Notas sobre o filme Que horas ela volta? de Anna Muylaert
Por Rafael Kafka
Nas obras de Clarice Lispector, a
criança assume um papel muitas vezes demoníaco. Ofélia de A legião estrangeira e Sofia de Desastres
de Sofia são os exemplos mais claros que me veem à mente agora: elas surgem
como elementos perturbadores, como seres que veem além das aparências, do
tacitamente aceito como absoluto. As crianças com seu olhar ingênuo, não preso
ao convencional, acabam tendo consciência de frinchas, de brechas na existência
cotidiana dos adultos, os quais desarmados diante dessa invasão se sentem nus,
envergonhados.
É
um olhar desse tipo que iremos acompanhar em Que horas ela volta? de Anna Muylaert. Deparamo-nos aqui com uma
tradicional família de classe média, a qual é vista por muitos como o ideal
para manter a sociedade brasileira e mundial andando nos trilhos. Não importa
se essa família é composta por um senhor mais velho que é um artista frustrado
que mantém uma espécie de socialite com ar arrogante e preocupada demais com as
aparências, sem tempo de cuidar do filho que cresce protegido demais pela
empregada, Val, e se torna idiotizado em seu modo de ser.
Durante
a primeira meia-hora do filme, temos a descrição precisa dessa família e de seu
cotidiano. O silêncio é a marca registrada de uma casa onde o mais animado dos
seres é justamente a empregada, que representa uma boa parcela da população
explorada sem saber que o é. Porém, um elemento desestabilizador surge: um
telefonema de Jéssica, filha de Val, a qual pretende vir do Nordeste para, como
a mãe, tentar a vida em um grande centro: São Paulo, capital do progressismo e
do conservadorismo nacionais.
A
diferença é que instigada por um professor de sua escola pública, da área de
História, Jéssica sonha em entrar no curso superior e, por meio da formação em
Arquitetura, gerar mudança social, discurso esse que causará choque na família
tradicional, que não consegue ver a bela moça de tez mulata e cabelos
encaracolados frequentando os corredores da maior universidade do país. Jéssica
representa a realidade de diversas pessoas as quais não não possuem uma escola
pública de qualidade, mas acabam se deparando com uma figura provocadora que
amplia a sua visão de mundo e sua capacidade de sonhar.
É
dotada de um olhar crítico que Jéssica se choca com as condições de trabalho de
sua mãe, surdamente explorada e oprimida pela esposa do artista frustrado.

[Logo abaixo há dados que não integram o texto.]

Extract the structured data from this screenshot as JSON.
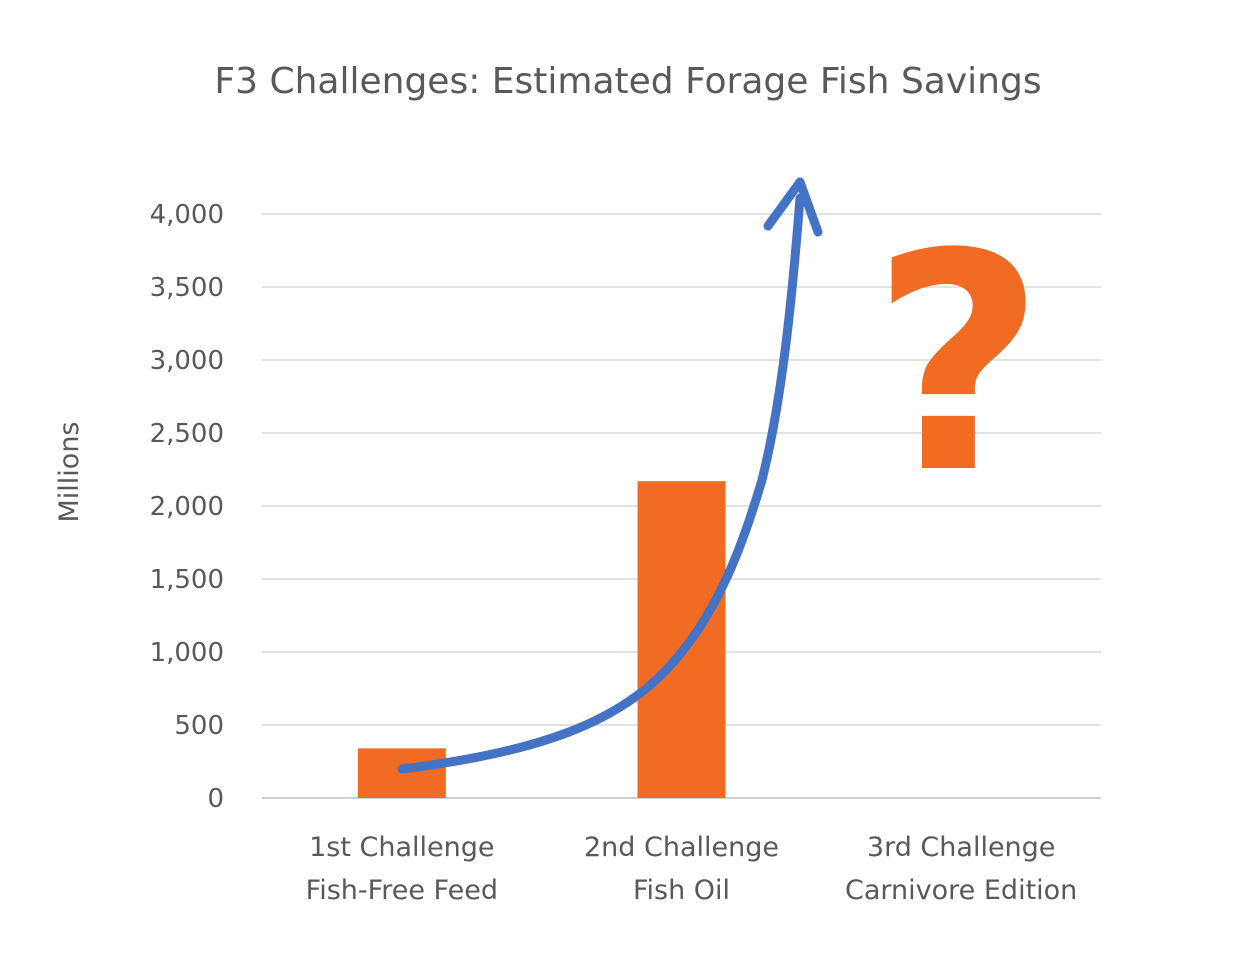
{
  "chart_data": {
    "type": "bar",
    "title": "F3 Challenges: Estimated Forage Fish Savings",
    "ylabel": "Millions",
    "xlabel": "",
    "ylim": [
      0,
      4000
    ],
    "yticks": [
      0,
      500,
      1000,
      1500,
      2000,
      2500,
      3000,
      3500,
      4000
    ],
    "ytick_labels": [
      "0",
      "500",
      "1,000",
      "1,500",
      "2,000",
      "2,500",
      "3,000",
      "3,500",
      "4,000"
    ],
    "categories": [
      [
        "1st Challenge",
        "Fish-Free Feed"
      ],
      [
        "2nd Challenge",
        "Fish Oil"
      ],
      [
        "3rd Challenge",
        "Carnivore Edition"
      ]
    ],
    "values": [
      340,
      2170,
      null
    ],
    "bar_color": "#F26B23",
    "grid": true,
    "legend": "none",
    "annotations": {
      "question_mark": "?",
      "question_mark_color": "#F26B23",
      "trend_arrow_color": "#4472C4"
    }
  }
}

Começa então uma série de conflitos maiores ou menores que aos poucos minam as
estruturas daquela família, evidenciando todo um conjunto de convenções sociais
as quais foram introjetadas em hábitos mecânicos e vividas na forma de farsa.
Estamos
diante de um universo fechado em si mesmo, preocupado em manter uma certa forma
de ser visto perante a sociedade. Cada ser humano ali representa um papel e Val
assume o seu como se fosse algo absoluto, inquestionável. A maior prova disso
são duas cenas bem emblemáticas nas quais ela diz ser um absurdo a filha da
empregada sentar no mesmo local que o filho do dono da casa senta e outra em
que a piscina da casa é vista como um local inatingível pelas pessoas que ali
encontravam-se meramente para servir.
Jéssica
possui o mesmo olhar demoníaco de Ofélia e Sofia. Mas ao contrário de uma
ingenuidade infantil ainda não entendedora do jogo de relações do mundo adulto,
Jéssica possui a consciência de quem já entende bem demais o mundo que se
encontra ao seu redor. A garota sabe da luta de classes, sabe da existência de
explorados e exploradores e não aceita sua mãe em uma posição passiva de quem
aceitou o mundo do jeito que é, como se fosse impossível mudá-lo.
Tal
mudança não começa necessariamente com algum ato mais drástico como bombas,
passeatas ou terrorismo. Ela começa no momento em que a pessoa toma consciência
de si para depois tomar consciência de classe. O primeiro passo para se tornar
autônomo é se tornar consciente de sua situação e aí, quem sabe, provocar
mudanças gradativas. Jéssica não aceita ter um espaço naquela casa. Ela julga a
propriedade privada como um roubo, pois subjuga a pessoa que faz tudo ali
funcionar como se fosse uma criatura de menor valor. No olhar de Jéssica vemos
que as relações de trabalho de nosso sistema capitalista não apenas são
relações de compra e venda de força de trabalho e sim de dignidade humana: o
outro é coisa, deve ocupar seu espaço e meu olhar superior a ele se volta
condescendente desde que esse outro não tente romper as barreiras de sua
dominação sofrida.
Por
conta de sua consciência, Jéssica chega a ser insensível em alguns momentos.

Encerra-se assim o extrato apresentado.